For a resistor-capacitor circuit, the time constant (in seconds) is calculated from the product (multiplication) of resistance in ohms and capacitance in farads: τ=RC. However, for a resistor-inductor circuit, the time constant is calculated from the quotient (division) of inductance in henrys over the resistance in ohms: τ=L/R.
It is often perplexing to new students of electronics why the time-constant calculation for an inductive circuit is different from that of a capacitive circuit. For a resistor-capacitor circuit, the time constant (in seconds) is calculated from the product (multiplication) of resistance in ohms and capacitance in farads: τ=RC.
However, for a resistor-inductor circuit, the time constant is calculated from the quotient (division) of inductance in henrys over the resistance in ohms: τ=L/R.
This difference in calculation has a profound impact on the qualitative analysis of transient circuit response. Resistor-capacitor circuits respond quicker with low resistance and slower with high resistance; resistor-inductor circuits are just the opposite, responding quicker with high resistance and slower with low resistance.
While capacitive circuits seem to present no intuitive trouble for the new student, inductive circuits tend to make less sense.
Key to the understanding of transient circuits is a firm grasp on the concept of energy transfer and the electrical nature of it. Both capacitors and inductors have the ability to store quantities of energy, the capacitor storing energy in the medium of an electric field and the inductor storing energy in the medium of a magnetic field.
A capacitor’s electrostatic energy storage manifests itself in the tendency to maintain a constant voltage across the terminals. An inductor’s electromagnetic energy storage manifests itself in the tendency to maintain a constant current through it.
Let’s consider what happens to each of these reactive components in a condition of discharge: that is, when energy is being released from the capacitor or inductor to be dissipated in the form of heat by a resistor:
In either case, heat dissipated by the resistor constitutes energy leaving the circuit, and as a consequence the reactive component loses its store of energy over time, resulting in a measurable decrease of either voltage (capacitor) or current (inductor) expressed on the graph. The more power dissipated by the resistor, the faster this discharging action will occur, because power is by definition the rate of energy transfer over time.
Therefore, a transient circuit’s time constant will be dependent upon the resistance of the circuit. Of course, it is also dependent upon the size (storage capacity) of the reactive component, but since the relationship of resistance to a time constant is the issue of this section, we’ll focus on the effects of resistance alone. A circuit’s time constant will be less (faster discharging rate) if the resistance value is such that it maximizes power dissipation (rate of energy transfer into heat).

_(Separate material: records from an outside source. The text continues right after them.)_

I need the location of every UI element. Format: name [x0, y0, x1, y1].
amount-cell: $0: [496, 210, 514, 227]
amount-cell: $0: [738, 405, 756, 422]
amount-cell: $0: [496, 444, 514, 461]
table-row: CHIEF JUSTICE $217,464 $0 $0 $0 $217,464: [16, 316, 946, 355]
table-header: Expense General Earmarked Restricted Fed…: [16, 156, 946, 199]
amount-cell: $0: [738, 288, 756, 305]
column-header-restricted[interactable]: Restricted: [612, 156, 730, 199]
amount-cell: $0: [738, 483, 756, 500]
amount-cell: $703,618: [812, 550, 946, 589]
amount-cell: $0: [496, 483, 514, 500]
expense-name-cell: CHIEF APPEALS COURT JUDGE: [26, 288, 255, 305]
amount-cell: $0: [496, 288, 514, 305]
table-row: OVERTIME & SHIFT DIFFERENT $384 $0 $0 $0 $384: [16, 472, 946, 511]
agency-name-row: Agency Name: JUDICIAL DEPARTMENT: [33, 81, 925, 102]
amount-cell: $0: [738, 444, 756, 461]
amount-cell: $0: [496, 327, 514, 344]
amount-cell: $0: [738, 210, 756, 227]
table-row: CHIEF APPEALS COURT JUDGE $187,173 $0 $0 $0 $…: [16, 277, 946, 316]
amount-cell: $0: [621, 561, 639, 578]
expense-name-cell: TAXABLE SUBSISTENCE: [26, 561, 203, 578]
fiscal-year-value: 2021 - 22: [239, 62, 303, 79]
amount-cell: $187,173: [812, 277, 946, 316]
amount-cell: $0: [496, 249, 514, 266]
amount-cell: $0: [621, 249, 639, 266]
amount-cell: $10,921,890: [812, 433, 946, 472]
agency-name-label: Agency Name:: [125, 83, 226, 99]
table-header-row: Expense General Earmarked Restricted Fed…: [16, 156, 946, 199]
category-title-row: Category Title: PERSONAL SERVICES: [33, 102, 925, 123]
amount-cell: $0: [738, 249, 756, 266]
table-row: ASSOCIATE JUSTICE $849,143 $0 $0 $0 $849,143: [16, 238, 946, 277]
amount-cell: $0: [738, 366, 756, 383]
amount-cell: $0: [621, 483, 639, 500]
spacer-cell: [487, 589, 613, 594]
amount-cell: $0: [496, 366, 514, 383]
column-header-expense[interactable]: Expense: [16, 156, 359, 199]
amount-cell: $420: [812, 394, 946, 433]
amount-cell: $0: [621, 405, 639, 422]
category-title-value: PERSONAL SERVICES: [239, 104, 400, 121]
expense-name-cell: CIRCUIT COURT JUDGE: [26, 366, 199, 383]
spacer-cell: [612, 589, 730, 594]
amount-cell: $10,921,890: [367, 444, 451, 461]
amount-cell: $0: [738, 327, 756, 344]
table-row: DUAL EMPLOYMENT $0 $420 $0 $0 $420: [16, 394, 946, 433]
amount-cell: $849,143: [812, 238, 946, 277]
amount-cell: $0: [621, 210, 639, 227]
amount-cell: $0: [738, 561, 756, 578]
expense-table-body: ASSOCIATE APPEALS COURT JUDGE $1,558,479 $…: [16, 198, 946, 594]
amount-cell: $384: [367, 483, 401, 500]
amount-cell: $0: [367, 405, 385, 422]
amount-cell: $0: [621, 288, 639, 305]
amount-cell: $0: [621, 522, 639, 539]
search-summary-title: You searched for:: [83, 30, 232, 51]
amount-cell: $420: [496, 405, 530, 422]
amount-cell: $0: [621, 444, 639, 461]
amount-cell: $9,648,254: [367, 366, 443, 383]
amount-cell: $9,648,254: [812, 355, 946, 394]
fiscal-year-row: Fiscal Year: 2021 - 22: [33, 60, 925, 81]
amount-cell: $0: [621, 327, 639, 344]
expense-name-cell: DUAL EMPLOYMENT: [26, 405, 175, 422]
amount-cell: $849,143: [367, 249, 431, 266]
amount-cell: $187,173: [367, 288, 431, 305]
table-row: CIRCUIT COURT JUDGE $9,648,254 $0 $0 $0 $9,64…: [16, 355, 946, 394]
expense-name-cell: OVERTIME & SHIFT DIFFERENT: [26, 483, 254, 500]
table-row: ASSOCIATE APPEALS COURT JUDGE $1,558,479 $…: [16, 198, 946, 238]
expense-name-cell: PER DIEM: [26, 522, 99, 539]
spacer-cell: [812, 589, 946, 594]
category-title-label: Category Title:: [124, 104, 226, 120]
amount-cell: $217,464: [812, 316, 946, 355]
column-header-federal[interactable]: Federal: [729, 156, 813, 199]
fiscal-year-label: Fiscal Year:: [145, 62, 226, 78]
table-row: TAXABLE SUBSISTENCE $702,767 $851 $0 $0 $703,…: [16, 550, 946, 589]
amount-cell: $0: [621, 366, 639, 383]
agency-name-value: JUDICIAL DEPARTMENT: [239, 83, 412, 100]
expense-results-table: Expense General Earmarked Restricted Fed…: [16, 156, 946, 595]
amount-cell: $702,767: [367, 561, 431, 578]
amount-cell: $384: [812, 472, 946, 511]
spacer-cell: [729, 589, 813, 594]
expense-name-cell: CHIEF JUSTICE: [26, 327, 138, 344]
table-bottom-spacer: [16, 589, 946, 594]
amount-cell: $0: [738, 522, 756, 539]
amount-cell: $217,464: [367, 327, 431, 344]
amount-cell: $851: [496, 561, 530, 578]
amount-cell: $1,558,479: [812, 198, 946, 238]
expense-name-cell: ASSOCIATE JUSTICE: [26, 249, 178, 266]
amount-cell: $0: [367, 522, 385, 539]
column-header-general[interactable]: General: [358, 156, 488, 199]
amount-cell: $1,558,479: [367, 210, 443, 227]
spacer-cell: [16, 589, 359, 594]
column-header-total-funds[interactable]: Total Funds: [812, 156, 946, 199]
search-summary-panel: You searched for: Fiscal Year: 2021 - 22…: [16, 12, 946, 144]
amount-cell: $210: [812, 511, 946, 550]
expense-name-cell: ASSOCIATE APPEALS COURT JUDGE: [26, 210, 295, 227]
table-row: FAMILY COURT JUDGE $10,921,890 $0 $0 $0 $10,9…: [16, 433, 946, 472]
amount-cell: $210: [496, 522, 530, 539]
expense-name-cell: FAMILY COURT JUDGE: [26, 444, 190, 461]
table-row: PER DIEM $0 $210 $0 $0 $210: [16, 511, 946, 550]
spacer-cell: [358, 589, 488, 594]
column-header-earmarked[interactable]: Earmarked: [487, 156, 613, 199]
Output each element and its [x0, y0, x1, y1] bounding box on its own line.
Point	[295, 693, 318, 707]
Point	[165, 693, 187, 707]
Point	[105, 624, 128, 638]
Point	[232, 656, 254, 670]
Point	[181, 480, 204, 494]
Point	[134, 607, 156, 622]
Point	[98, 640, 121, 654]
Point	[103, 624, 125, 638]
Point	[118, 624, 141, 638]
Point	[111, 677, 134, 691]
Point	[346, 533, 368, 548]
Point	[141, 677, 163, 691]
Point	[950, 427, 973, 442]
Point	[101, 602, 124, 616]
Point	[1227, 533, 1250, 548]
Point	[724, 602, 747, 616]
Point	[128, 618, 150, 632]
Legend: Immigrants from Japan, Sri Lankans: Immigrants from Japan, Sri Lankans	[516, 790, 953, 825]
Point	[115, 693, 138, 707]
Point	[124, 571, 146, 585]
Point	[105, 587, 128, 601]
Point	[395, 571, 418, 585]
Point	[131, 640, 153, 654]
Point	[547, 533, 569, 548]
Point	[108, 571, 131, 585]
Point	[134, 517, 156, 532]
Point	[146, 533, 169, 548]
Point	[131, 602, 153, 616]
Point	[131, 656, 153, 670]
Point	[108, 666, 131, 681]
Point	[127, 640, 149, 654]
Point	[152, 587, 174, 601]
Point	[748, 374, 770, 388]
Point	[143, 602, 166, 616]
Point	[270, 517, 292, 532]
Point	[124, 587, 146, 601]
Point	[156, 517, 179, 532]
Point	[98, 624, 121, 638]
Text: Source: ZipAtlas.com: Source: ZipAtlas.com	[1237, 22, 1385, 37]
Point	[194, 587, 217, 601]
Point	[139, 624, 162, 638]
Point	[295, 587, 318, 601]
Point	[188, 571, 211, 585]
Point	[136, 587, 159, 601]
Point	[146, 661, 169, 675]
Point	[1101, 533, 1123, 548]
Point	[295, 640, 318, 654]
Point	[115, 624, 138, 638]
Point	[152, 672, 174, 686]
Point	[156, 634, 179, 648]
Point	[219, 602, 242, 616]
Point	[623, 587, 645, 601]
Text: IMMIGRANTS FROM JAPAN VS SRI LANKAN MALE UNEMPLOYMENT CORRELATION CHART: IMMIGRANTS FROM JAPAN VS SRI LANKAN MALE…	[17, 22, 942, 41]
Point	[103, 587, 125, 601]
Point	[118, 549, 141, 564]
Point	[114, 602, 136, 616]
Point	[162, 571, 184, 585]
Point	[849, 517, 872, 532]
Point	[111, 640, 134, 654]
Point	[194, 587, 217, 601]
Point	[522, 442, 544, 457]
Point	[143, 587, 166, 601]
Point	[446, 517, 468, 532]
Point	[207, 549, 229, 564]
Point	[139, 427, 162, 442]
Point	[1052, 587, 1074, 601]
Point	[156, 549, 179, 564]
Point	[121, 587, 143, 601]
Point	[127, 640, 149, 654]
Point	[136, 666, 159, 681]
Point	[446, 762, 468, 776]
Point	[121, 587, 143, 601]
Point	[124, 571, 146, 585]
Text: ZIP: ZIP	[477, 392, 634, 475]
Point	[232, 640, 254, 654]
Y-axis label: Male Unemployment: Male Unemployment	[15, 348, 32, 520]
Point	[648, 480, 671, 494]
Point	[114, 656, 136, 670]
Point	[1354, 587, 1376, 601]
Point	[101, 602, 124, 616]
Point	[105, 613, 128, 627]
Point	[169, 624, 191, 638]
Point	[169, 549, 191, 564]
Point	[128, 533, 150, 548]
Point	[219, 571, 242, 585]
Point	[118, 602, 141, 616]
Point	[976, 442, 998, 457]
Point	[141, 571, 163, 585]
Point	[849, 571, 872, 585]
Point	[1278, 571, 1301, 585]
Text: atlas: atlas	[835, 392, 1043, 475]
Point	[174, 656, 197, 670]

For a capacitive circuit where stored energy manifests itself in the form of a voltage, this means the resistor must have a low resistance value so as to maximize current for any given amount of voltage (given voltage times high current equals high power). For an inductive circuit where stored energy manifests itself in the form of a current, this means the resistor must have a high resistance value so as to maximize voltage drop for any given amount of current (given current times high voltage equals high power).
This may be analogously understood by considering capacitive and inductive energy storage in mechanical terms. Capacitors, storing energy electrostatically, are reservoirs of potential energy. Inductors, storing energy electromagnetically (electrodynamically), are reservoirs of kinetic energy.
In mechanical terms, potential energy can be illustrated by a suspended mass, while kinetic energy can be illustrated by a moving mass. Consider the following illustration as an analogy of a capacitor:
The cart, sitting at the top of a slope, possesses potential energy due to the influence of gravity and its elevated position on the hill. If we consider the cart’s braking system to be analogous to the resistance of the system and the cart itself to be the capacitor, what resistance value would facilitate rapid release of that potential energy?
Minimum resistance (no brakes) would diminish the cart’s altitude quickest, of course! Without any braking action, the cart will freely roll downhill, thus expending that potential energy as it loses height. With maximum braking action (brakes firmly set), the cart will refuse to roll (or it will roll very slowly) and it will hold its potential energy for a long period of time. Likewise, a capacitive circuit will discharge rapidly if its resistance is low and discharge slowly if its resistance is high.
Now let’s consider a mechanical analogy for an inductor, showing its stored energy in kinetic form:
This time the cart is on level ground, already moving. Its energy is kinetic (motion), not potential (height). Once again if we consider the cart’s braking system to be analogous to circuit resistance and the cart itself to be the inductor, what resistance value would facilitate rapid release of that kinetic energy?
Maximum resistance (maximum braking action) would slow it down quickest, of course! With maximum braking action, the cart will quickly grind to a halt, thus expending its kinetic energy as it slows down. Without any braking action, the cart will be free to roll on indefinitely (barring any other sources of friction like aerodynamic drag and rolling resistance), and it will hold its kinetic energy for a long period of time.
Likewise, an inductive circuit will discharge rapidly if its resistance is high and discharge slowly if its resistance is low.
Hopefully this explanation sheds more light on the subject of time constants and resistance, and why the relationship between the two is opposite for capacitive and inductive circuits.